Modern industrialized civilization exists because of a Faustian bargain with fossil energy: first coal, then oil, and now gas. We've mortgaged our future to pay for an over-consumptive present. That "bargain'' is now liquidating the life-support systems of planet earth. Our mortgage has come due in full.

Gilding believes that 2015 will be viewed as the year the "dam of denial" broke. So do I. Fossil fuels are on their last legs. Here are the indicators:

  • The days of cheap fossil energy are over, as measured by the EROEI (energy return on energy invested) index. In oil's glory days, drillers reaped 100 barrels in return for each barrel invested in extraction. In striking contrast, bitumen tar sands have an EROEI index of just 3:1.

  • Denial of looming climate catastrophe is no longer a sane option. When the pope writes an encylical to address climate change and fossil fuel's role in it, the jig is up for deniers.
  • Climate scientists have determined, as reported in Nature, that 80% of known fossil-fuel reserves must remain in the ground (as "stranded assets") for any hope of stabilizing the climate at 2C of warming.
  • The fossil-fuel divestment movement, which started just three years ago, is taking off. Fossils are no longer wise, nor morally acceptable, investments.
  • But most strikingly, the economic tables have turned. While fossil energy has become ever more expensive, renewable energy has become progressively cheaper. These trend curves have recently crossed. Wind generated electricity is now cheaper per kilowatt-hour than that from coal, oil, gas, or nuclear power plants.
  • Gasoline is cheap now only because Saudi Arabia is refusing to follow its own standard operating procedure, i.e., of dropping production during a glut to keep prices inflated. Why? The Saudis see the writing on the wall. They don't want to be sitting on stranded fossil reserves.
  • Solar costs too are plummeting, and solar energy will soon overtake wind in cost-effectiveness. For this reason, on August 21, SunEdison Inc., announced that it would begin construction of a huge 156-megawatt solar farm that "comes out ahead in direct competition with natural gas," without any "fuel-price [fluctuation] risk."
  • Given these economic tea leaves, the choice is clear: continue with fossil-fueled business as usual and its associated market and climate chaos, or foster, on a worldwide scale, a rapid and orderly transition from fossils to renewables. The most promising vehicle for the latter is carbon fee-and-dividend as advocated by the Citizens Climate Lobby.

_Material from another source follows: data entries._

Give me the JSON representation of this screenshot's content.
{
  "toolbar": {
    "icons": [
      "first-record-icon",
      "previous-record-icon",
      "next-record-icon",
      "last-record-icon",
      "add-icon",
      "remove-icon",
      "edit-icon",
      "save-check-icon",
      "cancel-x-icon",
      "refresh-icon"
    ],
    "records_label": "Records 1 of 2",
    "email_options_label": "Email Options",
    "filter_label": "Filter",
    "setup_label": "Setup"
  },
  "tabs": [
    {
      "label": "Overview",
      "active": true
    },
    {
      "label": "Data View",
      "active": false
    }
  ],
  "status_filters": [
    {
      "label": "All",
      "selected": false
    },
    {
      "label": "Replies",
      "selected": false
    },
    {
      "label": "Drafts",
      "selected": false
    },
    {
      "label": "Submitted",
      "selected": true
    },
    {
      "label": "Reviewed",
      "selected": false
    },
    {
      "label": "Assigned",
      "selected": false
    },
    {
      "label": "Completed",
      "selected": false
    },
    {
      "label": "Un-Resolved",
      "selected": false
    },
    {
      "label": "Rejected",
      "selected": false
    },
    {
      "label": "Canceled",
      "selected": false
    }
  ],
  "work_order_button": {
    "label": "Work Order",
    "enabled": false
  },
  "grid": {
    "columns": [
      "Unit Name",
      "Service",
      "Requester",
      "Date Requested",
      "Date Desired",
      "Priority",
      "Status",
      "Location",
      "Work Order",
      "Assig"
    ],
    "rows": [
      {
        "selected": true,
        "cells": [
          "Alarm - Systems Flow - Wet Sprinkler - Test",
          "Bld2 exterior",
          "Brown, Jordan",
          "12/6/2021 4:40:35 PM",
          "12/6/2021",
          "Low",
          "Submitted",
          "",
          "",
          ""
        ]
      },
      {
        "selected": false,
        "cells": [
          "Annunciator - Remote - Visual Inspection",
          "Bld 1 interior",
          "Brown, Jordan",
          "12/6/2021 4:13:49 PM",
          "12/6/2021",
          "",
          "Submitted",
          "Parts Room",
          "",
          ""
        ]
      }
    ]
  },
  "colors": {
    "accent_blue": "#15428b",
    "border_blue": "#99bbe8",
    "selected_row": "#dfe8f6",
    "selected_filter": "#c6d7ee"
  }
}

    Carbon fees are market corrections that build into the price of fossil fuels their "externalities," the costs born by society that the market has long ignored: increased health costs due to air and water pollution, habitat destruction, and climate disruption, etc. The fees are imposed, per ton of carbon, at the source: the wellhead, the coal mine, or the tar sands pit. Economists tend to favor the fee-and-dividend approach over cap-and-trade: it's simple, fair, and not easily gamed by industry.

    Most fee-and-dividend scenarios are "revenue-neutral." To offset "pain at the pump," they equitably and fully refund to the public all fees collected. Hence, they are not taxes in the sense that the fees do not swell government coffers.

    Because fee-and-dividend scenarios are market based, they enjoy wide-spectrum support, including from well-known fiscal conservatives.

    Most germane to this discussion: the fees are gradually ramped up over time, ultimately pricing fossil fuels at or near their true cost to society. The implementation schedule is well publicized in advance, thereby sending clear signals to Wall Street and global financial markets.

    Revenue-neutral carbon fee-and-dividend programs are proven economic tools. In an 2013 essay, the World Bank called British Columbia's carbon fee program "a real environmental and economic success after six years [of implementation]." The program has not only reduced carbon consumption dramatically, it has done so while spurring job growth and lowering individual and corporate taxes.

    It's high time to recognize the elephant on Wall Street and to tame it before it goes rogue. It's high time for a bipartisan national fee-and-dividend program.

    (The author is grateful to Doug Hendren for editorial suggestions.)